The village is situated on the South Coast of KZN, near eThekwini (Durban).
A helping hand
The Siyaphambili Women’s Club consists of 10 women ranging from 40 to over 70 years old and since its formation, the club has participated in various activities to grow and benefit from growing vegetables. They furthermore partnered with one of Africa’s largest supermarket retailers, Shoprite, as part of the group’s ongoing efforts to provide hunger relief for communities in need.
They were also assisted with gardening accessories and 18 months of training to teach them a variety of techniques and to learn beneficial information about farming.
Lindiwe Mthembu, leader of the Siyaphambili Womens Club, says, “We are learning every day about farming through this experience. At the moment, we are planning to grow beans and have been busy preparing enough space for it.”
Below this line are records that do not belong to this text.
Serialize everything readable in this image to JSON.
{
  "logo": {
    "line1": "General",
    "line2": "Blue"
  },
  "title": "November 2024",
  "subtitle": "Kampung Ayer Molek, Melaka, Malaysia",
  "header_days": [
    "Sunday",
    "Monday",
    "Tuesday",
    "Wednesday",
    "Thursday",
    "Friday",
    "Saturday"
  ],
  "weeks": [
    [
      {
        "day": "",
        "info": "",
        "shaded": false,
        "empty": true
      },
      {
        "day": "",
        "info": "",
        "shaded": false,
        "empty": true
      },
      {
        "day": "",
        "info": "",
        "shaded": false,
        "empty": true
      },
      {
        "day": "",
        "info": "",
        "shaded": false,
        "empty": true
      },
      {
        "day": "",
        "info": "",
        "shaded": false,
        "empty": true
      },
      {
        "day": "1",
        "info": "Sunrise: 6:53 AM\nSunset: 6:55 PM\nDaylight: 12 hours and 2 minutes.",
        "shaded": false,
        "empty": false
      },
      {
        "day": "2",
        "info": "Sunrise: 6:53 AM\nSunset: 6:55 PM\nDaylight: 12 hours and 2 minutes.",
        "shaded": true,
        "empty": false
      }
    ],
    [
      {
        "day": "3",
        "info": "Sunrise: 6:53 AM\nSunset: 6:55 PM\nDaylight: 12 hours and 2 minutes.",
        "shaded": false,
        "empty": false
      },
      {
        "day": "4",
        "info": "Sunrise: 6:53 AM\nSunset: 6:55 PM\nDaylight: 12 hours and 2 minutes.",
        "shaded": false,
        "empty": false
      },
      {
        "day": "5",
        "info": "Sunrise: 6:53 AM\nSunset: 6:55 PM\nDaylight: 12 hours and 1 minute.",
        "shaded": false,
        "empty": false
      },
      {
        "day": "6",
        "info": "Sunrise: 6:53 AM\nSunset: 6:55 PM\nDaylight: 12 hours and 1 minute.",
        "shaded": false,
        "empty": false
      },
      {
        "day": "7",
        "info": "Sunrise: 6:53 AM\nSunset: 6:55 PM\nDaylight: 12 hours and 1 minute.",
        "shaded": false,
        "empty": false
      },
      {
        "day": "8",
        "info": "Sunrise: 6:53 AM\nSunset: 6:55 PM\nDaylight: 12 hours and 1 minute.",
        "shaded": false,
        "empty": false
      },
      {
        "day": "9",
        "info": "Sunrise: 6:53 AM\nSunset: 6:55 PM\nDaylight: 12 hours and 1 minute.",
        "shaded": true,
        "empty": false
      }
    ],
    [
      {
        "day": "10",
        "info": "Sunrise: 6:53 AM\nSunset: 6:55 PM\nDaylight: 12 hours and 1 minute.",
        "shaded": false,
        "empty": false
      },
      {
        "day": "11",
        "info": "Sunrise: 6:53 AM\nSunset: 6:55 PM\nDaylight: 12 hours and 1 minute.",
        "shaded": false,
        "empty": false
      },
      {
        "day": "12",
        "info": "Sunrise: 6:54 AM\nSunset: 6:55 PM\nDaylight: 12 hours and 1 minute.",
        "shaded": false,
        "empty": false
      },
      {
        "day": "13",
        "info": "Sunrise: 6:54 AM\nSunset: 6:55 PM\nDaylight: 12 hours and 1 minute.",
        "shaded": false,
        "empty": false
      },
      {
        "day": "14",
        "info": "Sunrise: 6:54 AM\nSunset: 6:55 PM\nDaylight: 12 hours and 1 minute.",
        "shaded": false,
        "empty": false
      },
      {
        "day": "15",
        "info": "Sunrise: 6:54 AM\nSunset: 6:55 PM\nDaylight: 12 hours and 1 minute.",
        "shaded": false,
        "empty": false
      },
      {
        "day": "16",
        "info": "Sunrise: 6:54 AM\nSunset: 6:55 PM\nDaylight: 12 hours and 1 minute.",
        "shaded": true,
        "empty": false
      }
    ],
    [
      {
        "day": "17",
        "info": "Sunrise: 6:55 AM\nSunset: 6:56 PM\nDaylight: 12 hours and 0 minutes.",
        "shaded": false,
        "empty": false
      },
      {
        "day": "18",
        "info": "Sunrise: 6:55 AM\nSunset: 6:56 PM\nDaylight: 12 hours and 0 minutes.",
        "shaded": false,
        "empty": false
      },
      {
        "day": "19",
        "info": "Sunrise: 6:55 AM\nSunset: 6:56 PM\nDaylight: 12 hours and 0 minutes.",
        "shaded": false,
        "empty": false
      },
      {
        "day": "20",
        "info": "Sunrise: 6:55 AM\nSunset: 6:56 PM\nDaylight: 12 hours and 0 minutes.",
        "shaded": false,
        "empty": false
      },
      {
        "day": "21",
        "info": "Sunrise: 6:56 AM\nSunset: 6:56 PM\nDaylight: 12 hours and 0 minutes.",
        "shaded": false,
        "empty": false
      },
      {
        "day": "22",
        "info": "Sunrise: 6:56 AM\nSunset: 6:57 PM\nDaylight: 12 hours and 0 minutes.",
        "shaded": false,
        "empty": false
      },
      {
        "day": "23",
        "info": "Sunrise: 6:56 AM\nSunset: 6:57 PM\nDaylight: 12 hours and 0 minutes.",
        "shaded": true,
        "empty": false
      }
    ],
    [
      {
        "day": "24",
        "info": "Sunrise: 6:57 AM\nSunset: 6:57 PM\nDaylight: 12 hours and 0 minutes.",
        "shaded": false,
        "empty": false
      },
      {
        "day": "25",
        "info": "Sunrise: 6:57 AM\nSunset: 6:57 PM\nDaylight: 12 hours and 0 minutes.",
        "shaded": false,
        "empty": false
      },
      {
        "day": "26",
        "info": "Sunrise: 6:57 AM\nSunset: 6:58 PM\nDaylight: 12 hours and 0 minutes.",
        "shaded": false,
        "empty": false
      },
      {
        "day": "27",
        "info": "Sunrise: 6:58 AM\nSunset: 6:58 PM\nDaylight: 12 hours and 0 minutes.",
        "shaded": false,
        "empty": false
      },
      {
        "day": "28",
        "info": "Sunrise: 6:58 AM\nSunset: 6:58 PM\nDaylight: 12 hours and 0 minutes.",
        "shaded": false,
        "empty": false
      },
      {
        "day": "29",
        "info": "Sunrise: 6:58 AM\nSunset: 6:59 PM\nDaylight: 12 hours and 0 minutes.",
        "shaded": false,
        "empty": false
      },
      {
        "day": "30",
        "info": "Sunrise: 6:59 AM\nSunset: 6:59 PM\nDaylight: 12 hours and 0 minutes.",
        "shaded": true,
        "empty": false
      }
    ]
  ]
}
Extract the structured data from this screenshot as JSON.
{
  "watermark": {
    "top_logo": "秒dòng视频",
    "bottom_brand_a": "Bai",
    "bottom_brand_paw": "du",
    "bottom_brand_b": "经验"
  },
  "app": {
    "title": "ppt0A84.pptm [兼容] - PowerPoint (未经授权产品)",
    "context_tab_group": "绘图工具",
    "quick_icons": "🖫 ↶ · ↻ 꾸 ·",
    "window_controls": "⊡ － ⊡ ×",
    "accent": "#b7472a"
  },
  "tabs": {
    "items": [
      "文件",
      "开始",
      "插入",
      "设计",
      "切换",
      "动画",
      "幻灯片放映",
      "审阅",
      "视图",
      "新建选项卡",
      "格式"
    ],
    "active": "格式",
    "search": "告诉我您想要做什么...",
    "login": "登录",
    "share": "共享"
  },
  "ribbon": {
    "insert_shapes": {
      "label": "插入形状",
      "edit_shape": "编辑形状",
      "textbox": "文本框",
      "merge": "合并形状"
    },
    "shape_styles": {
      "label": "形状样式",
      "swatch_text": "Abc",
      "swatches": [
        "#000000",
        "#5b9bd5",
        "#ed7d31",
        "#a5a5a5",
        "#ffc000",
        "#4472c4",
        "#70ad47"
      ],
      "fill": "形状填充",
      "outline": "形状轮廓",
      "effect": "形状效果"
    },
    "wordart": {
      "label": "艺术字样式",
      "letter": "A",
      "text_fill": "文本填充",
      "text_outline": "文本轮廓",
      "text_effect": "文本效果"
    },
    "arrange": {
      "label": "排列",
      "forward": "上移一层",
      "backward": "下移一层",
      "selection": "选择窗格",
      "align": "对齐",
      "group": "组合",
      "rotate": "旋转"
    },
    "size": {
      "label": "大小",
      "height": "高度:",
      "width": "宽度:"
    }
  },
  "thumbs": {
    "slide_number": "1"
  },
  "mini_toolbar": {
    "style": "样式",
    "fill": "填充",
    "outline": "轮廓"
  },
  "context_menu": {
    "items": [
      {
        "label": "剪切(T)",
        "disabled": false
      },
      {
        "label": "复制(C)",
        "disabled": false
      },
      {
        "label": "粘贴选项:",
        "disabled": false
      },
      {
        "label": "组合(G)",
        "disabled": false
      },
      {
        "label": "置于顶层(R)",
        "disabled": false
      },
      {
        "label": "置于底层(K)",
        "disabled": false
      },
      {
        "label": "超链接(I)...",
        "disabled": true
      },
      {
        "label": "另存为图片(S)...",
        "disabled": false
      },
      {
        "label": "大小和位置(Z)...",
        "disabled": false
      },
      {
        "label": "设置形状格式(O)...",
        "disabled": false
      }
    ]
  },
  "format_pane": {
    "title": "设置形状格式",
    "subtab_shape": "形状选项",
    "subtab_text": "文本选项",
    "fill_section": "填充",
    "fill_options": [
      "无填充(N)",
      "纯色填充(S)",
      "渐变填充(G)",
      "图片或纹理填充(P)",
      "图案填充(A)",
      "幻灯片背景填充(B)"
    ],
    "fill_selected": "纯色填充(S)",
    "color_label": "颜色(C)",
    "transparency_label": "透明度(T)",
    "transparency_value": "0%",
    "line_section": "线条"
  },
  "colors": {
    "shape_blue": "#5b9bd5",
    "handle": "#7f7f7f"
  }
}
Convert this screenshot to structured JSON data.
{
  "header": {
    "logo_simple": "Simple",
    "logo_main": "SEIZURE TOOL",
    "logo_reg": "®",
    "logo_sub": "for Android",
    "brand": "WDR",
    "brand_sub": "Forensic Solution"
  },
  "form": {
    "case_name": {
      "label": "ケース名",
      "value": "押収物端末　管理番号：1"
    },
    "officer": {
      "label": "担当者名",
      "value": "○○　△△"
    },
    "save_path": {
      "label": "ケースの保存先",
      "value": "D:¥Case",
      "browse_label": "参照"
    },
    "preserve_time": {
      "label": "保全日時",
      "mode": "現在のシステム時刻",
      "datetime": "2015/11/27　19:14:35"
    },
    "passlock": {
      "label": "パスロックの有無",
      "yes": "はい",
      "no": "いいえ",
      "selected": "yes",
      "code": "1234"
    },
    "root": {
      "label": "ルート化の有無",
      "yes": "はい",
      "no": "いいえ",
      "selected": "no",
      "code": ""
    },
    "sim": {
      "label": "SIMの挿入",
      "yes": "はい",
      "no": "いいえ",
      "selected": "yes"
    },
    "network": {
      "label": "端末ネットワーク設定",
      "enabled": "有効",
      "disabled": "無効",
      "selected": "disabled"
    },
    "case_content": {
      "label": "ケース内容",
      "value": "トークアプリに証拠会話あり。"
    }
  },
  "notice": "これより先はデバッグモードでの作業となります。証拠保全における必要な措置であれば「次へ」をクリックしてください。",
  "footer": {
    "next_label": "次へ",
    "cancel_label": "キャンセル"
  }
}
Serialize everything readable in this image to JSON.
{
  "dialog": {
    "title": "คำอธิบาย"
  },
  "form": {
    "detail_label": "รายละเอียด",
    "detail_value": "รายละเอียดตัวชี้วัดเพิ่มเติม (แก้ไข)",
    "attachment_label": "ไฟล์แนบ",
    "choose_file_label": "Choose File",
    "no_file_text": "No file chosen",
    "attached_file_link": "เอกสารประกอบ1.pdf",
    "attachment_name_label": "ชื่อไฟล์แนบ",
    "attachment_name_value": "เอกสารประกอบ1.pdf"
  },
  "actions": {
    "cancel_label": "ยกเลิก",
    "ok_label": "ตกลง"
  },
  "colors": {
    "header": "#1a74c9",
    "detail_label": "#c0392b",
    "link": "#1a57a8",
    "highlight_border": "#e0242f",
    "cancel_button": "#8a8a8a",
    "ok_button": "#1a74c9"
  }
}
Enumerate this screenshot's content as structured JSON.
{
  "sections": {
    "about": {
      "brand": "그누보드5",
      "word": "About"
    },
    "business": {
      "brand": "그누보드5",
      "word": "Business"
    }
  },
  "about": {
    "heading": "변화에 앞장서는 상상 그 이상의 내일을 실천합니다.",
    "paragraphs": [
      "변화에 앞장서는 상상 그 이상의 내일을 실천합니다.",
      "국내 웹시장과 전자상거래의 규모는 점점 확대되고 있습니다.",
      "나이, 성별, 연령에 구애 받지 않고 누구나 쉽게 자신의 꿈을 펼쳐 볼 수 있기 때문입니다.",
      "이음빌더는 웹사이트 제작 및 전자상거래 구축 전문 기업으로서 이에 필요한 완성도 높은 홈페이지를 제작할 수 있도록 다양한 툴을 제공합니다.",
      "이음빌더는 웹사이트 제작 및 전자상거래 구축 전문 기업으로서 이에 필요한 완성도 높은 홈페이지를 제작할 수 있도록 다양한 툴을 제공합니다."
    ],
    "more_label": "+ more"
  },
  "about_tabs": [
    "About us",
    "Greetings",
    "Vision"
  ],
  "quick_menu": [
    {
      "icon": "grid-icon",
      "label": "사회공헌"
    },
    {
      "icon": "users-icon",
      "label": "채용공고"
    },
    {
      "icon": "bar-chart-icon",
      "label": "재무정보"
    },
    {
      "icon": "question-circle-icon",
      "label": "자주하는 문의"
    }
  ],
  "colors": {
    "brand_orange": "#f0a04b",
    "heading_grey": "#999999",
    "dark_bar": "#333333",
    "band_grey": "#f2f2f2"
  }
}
The members acknowledge the benefits of receiving training on farming. However, they also explain that it has not been very profitable for them due to a limited marketing environment and the rural community they are situated in.
Hunger for more
“The gardens are very beneficial to us, families are being fed and we make a few rands for ourselves here and there, from selling the vegetables. We are still hoping and trying to grow and get more exposure. We hope going forward with our ‘Siyaphambili’ journey, we will be able to sell what we have planted at large scales to supermarkets. Accessing high-value markets would bring us more excitement.
The women also say they have been taught to use what nature provides them with, and being given support by a big retailer has shown them that people actually believe in what they do.
High-value markets – the end goal
“We will continue working hard and will surely reach our goals and access high-value markets,“ Lindiwe says.
Siyamthanda Mngomezulu from the Eastern Cape, who specialises in agricultural management, highlights how women are often caretakers of food and health, thus encouraging women to continue with their contribution to the agricultural sector.
“Women in agriculture are more collaborative and supportive. Women are able to multitask, for example, take care of family duties, and still succeed in farming. I, therefore, encourage other women to participate in agriculture, because there are lots of opportunities that are dedicated to women in farming. The future is secured for them and there are funds allocated for them by the department of agriculture for things such as products, leasing land, training, and various other outputs,” she concludes.